There was a long pause. Elau took his hat off and rubbed his neck tiredly. “Well, I guess it couldn’t hurt,” he said. “There were four witnesses to the murder itself... all agreed the assassin was a brown-haired Cynystran with a mustache dressed in military uniform. None of them thought they’d seen him before.”
“Could I talk to some of them about it?”
“It’s really against our policy to give out civilian addresses, ma’am.”
“Rani has psionic powers,” Garal said stubbornly. “She may be able to get a mental image of the killer, if the witnesses agree.”
Elau sighed. “I’ll tell you what,” he said, “I’ll send one of the boys around to see if any of them are willing to meet you here at the station tomorrow.
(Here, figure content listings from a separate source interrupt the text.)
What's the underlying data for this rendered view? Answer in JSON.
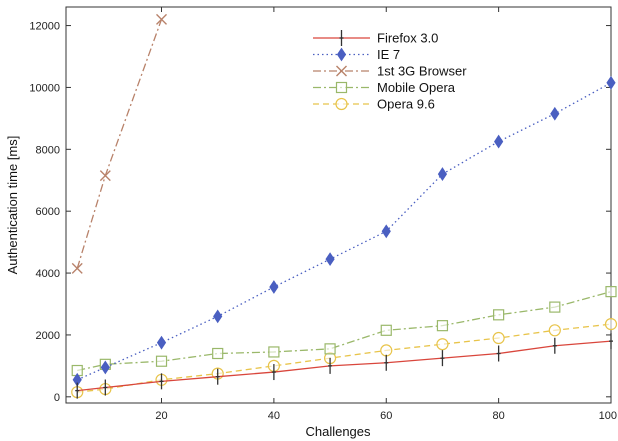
{
  "chart_data": {
    "type": "line",
    "title": "",
    "xlabel": "Challenges",
    "ylabel": "Authentication time [ms]",
    "xlim": [
      3,
      100
    ],
    "ylim": [
      -200,
      12600
    ],
    "xticks": [
      20,
      40,
      60,
      80,
      100
    ],
    "xtick_labels": [
      "20",
      "40",
      "60",
      "80",
      "100"
    ],
    "yticks": [
      0,
      2000,
      4000,
      6000,
      8000,
      10000,
      12000
    ],
    "ytick_labels": [
      "0",
      "2000",
      "4000",
      "6000",
      "8000",
      "10000",
      "12000"
    ],
    "grid": false,
    "legend_position": "top-right",
    "series": [
      {
        "name": "Firefox 3.0",
        "color": "#d9463c",
        "dash": "solid",
        "marker": "plus",
        "x": [
          5,
          10,
          20,
          30,
          40,
          50,
          60,
          70,
          80,
          90,
          100
        ],
        "y": [
          200,
          300,
          500,
          650,
          800,
          1000,
          1100,
          1250,
          1400,
          1650,
          1800
        ]
      },
      {
        "name": "IE 7",
        "color": "#4a5fc1",
        "dash": "dotted",
        "marker": "diamond",
        "x": [
          5,
          10,
          20,
          30,
          40,
          50,
          60,
          70,
          80,
          90,
          100
        ],
        "y": [
          550,
          950,
          1750,
          2600,
          3550,
          4450,
          5350,
          7200,
          8250,
          9150,
          10150
        ]
      },
      {
        "name": "1st 3G Browser",
        "color": "#b8826a",
        "dash": "dashdot",
        "marker": "x",
        "x": [
          5,
          10,
          20
        ],
        "y": [
          4150,
          7150,
          12200
        ]
      },
      {
        "name": "Mobile Opera",
        "color": "#9ab86a",
        "dash": "dashdot",
        "marker": "square",
        "x": [
          5,
          10,
          20,
          30,
          40,
          50,
          60,
          70,
          80,
          90,
          100
        ],
        "y": [
          850,
          1050,
          1150,
          1400,
          1450,
          1550,
          2150,
          2300,
          2650,
          2900,
          3400
        ]
      },
      {
        "name": "Opera 9.6",
        "color": "#e8c44a",
        "dash": "dashed",
        "marker": "circle",
        "x": [
          5,
          10,
          20,
          30,
          40,
          50,
          60,
          70,
          80,
          90,
          100
        ],
        "y": [
          150,
          250,
          550,
          750,
          1000,
          1250,
          1500,
          1700,
          1900,
          2150,
          2350
        ]
      }
    ]
  }
}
I want to see justice done here as much as anyone.”
Rani nodded. “What about the body, can I have a look at that?”
“No, she was cremated the next morning. I can get you a copy of the autopsy report, though.”
“Fekla,” she muttered. “Is that usual, Garal?”
“It’s traditional,” he said leadenly.
“Figures. All right, round up the eyeballs. And get me that report. If I have to do this second-hand, I will.” Garal gave her a grateful look, and she folded her arms against it. “I don’t leave cases,” Rani said. “And one way or another, we’re getting to the bottom of this one.”